As of announcement date, the list of other companies and entities participating in the OVP effort included Azul Systems, Beyond Semiconductor, Brian Bailey (a consultant), Calypto Design Systems, Carbon Design Systems, CMU Prof. Don Thomas, CriticalBlue, Denali Software, ElementCXI, EVE, Forte Design Systems, Jennic, MIPS, Nova Software, SiBridge Technologies, Sigmatix, and Tensilica. This seems to be something of a grass-roots assemblage, but it stands to reason that some of the larger companies with current proprietary solutions may be slower to move beyond their current wares.

At some point Imperas sees the possibility of standardizing the API, but it’s too early for that now. It’s more important just to have something that can be pushed and pulled on as it gets used and abused. Imperas does participate in the Multicore Association and so has visibility and a voice in the standardization work going on there.

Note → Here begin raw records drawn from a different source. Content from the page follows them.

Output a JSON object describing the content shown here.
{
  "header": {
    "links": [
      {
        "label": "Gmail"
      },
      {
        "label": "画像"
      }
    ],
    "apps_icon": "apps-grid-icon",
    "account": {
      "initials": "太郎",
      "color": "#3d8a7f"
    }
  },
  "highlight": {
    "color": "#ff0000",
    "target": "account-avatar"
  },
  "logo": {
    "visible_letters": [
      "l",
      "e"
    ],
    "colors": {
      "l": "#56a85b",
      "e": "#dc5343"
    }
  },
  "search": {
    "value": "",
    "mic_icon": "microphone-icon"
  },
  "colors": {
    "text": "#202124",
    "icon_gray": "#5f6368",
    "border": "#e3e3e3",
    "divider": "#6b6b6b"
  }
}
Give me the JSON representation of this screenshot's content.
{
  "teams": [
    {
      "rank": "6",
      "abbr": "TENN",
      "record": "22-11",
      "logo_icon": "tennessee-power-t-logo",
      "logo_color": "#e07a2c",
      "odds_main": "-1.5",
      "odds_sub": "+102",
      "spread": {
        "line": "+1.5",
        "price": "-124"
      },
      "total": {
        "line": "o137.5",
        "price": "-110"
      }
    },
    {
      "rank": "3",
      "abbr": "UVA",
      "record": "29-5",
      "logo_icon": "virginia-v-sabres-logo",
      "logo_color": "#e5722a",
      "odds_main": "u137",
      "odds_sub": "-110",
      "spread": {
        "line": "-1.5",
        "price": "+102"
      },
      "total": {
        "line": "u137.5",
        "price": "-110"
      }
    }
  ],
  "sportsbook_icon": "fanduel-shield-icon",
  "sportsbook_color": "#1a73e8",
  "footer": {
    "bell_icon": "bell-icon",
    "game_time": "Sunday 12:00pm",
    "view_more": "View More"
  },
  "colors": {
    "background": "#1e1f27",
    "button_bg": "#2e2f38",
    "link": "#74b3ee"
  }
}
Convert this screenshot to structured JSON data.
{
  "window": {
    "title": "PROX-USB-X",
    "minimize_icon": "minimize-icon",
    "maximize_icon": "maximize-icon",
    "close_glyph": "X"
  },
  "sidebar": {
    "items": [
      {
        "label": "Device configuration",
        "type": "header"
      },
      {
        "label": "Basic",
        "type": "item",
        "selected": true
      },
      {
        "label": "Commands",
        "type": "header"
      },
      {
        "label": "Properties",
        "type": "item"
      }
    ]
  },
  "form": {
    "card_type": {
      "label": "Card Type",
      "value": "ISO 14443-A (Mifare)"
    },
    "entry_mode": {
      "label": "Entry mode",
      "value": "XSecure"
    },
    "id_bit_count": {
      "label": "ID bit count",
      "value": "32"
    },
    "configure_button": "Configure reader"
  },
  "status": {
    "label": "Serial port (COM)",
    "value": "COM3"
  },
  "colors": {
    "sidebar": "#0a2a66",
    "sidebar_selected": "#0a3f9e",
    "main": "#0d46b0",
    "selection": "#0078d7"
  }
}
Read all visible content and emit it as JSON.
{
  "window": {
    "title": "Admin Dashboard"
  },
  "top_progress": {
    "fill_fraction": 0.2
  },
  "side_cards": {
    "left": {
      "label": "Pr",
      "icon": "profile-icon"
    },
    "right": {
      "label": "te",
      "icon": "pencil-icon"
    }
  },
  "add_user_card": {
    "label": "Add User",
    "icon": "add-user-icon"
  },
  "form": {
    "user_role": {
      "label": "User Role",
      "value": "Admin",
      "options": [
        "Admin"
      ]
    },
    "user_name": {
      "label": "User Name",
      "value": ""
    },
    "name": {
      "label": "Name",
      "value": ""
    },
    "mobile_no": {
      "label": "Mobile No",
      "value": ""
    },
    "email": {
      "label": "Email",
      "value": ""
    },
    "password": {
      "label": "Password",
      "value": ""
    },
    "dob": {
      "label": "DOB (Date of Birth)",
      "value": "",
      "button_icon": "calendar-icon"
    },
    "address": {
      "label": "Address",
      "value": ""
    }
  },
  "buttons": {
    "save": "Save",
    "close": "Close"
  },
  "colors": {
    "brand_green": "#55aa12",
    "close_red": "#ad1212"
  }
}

As to Imperas’ own business model, one of the obvious immediate questions is, if you’re giving your stuff away, how do you make money? As might be expected, this isn’t a charity operation. But they perceive that there’s a fundamental critical mass of technology that must be available in order to seed real commercial ventures. They see the three great market requirements being programming models, verification/debug/analysis tools, and simulation platforms. The latter they’re giving away via OVP for Windows XP, although they also have faster commercial versions for Linux and other environments. And their main focus for the immediate term will be the verification, debug, and analysis arenas. Clearly they’ll be looking to be amongst the first to start forming crystals around the seed.